父王母后溺爱她,出于对于女儿的不忍心,她保下了他。
为他治伤,为他上药,为他擦洗……眼泪不停地掉,少年身上几乎没有一块完好的地方,鞭痕累累,奄奄一息,如果没有她及时治疗,他马上就会死了。
过了好几个月,他才慢慢苏醒过来。
见到她的第一句话就是,对不起。
“小月儿,对不起,我爹不能来提亲了,我自己可不可以?我能不能自己来向你提亲?”他愧疚又忐忑,满心满眼望着她,丝毫也不在意自己差一点自己就死了。
她哭:“你的伤,是不是因为我……”
少年静默,看到她掉眼泪,立马便手足无措,心疼得给她擦眼泪:“别哭,别哭,我不疼的,我答应了你一定要来提亲的,我不食言,我决不食言!”

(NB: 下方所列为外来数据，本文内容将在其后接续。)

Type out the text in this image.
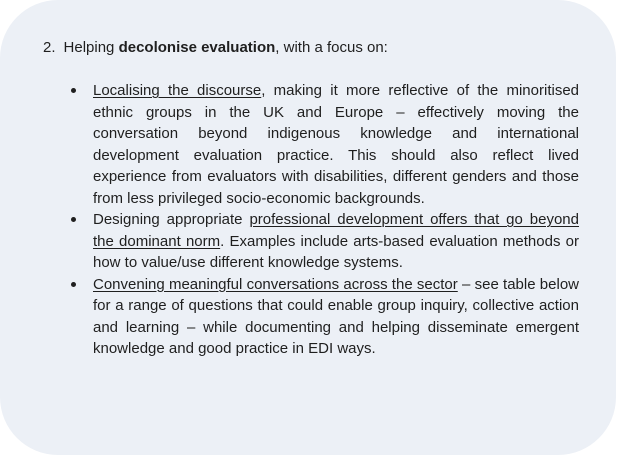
2. Helping decolonise evaluation, with a focus on:
Localising the discourse, making it more reflective of the minoritised ethnic groups in the UK and Europe – effectively moving the conversation beyond indigenous knowledge and international development evaluation practice. This should also reflect lived experience from evaluators with disabilities, different genders and those from less privileged socio-economic backgrounds.
Designing appropriate professional development offers that go beyond the dominant norm. Examples include arts-based evaluation methods or how to value/use different knowledge systems.
Convening meaningful conversations across the sector – see table below for a range of questions that could enable group inquiry, collective action and learning – while documenting and helping disseminate emergent knowledge and good practice in EDI ways.
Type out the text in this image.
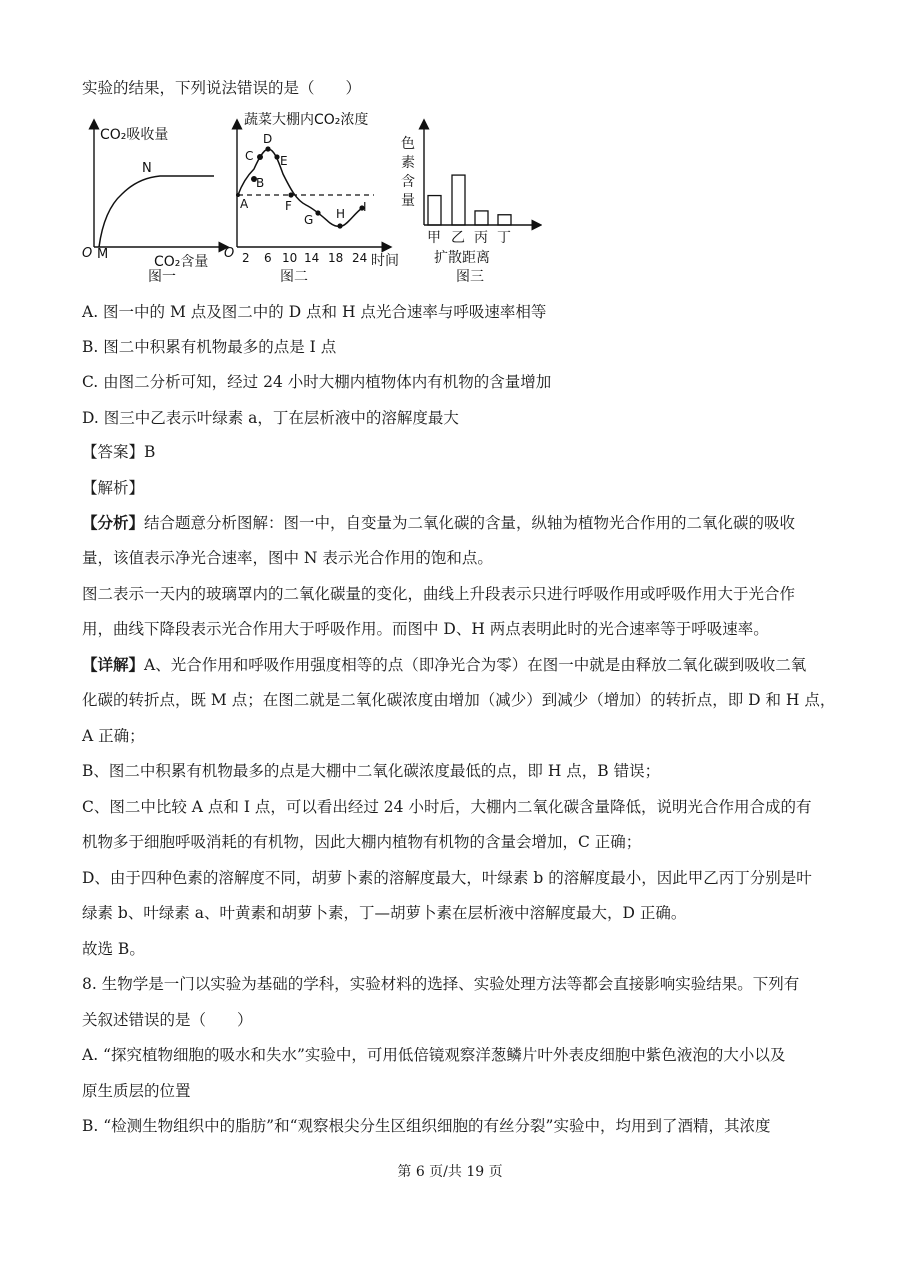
实验的结果，下列说法错误的是（　　）
CO₂吸收量
O M
N
CO₂含量
图一
蔬菜大棚内CO₂浓度
O
A
B
C
D
E
F
G H I
2 6 10 14 18 24 时间
图二
色
素
含
量
甲 乙 丙 丁
扩散距离
图三
A. 图一中的 M 点及图二中的 D 点和 H 点光合速率与呼吸速率相等
B. 图二中积累有机物最多的点是 I 点
C. 由图二分析可知，经过 24 小时大棚内植物体内有机物的含量增加
D. 图三中乙表示叶绿素 a，丁在层析液中的溶解度最大
【答案】B
【解析】
【分析】结合题意分析图解：图一中，自变量为二氧化碳的含量，纵轴为植物光合作用的二氧化碳的吸收
量，该值表示净光合速率，图中 N 表示光合作用的饱和点。
图二表示一天内的玻璃罩内的二氧化碳量的变化，曲线上升段表示只进行呼吸作用或呼吸作用大于光合作
用，曲线下降段表示光合作用大于呼吸作用。而图中 D、H 两点表明此时的光合速率等于呼吸速率。
【详解】A、光合作用和呼吸作用强度相等的点（即净光合为零）在图一中就是由释放二氧化碳到吸收二氧
化碳的转折点，既 M 点；在图二就是二氧化碳浓度由增加（减少）到减少（增加）的转折点，即 D 和 H 点，
A 正确；
B、图二中积累有机物最多的点是大棚中二氧化碳浓度最低的点，即 H 点，B 错误；
C、图二中比较 A 点和 I 点，可以看出经过 24 小时后，大棚内二氧化碳含量降低，说明光合作用合成的有
机物多于细胞呼吸消耗的有机物，因此大棚内植物有机物的含量会增加，C 正确；
D、由于四种色素的溶解度不同，胡萝卜素的溶解度最大，叶绿素 b 的溶解度最小，因此甲乙丙丁分别是叶
绿素 b、叶绿素 a、叶黄素和胡萝卜素，丁—胡萝卜素在层析液中溶解度最大，D 正确。
故选 B。
8. 生物学是一门以实验为基础的学科，实验材料的选择、实验处理方法等都会直接影响实验结果。下列有
关叙述错误的是（　　）
A. “探究植物细胞的吸水和失水”实验中，可用低倍镜观察洋葱鳞片叶外表皮细胞中紫色液泡的大小以及
原生质层的位置
B. “检测生物组织中的脂肪”和“观察根尖分生区组织细胞的有丝分裂”实验中，均用到了酒精，其浓度
第 6 页/共 19 页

那个时候的他们真的不理解,到底是怎样的深仇大恨,才会弄得两族水火相恨,他们在一起就是天地不容,要遭诸般反对。
他们只是两个想要相爱,想要永远相守在一起的人啊。
为了不让父王母后在族人面前为难,她和少年商议一番,还是决定悄悄离开族人,一起私奔,一起浪迹天涯。
抛却所有的过往,身份,责任,只有他们自己。
然而那个时候的他们,实在是太年轻,太年轻了。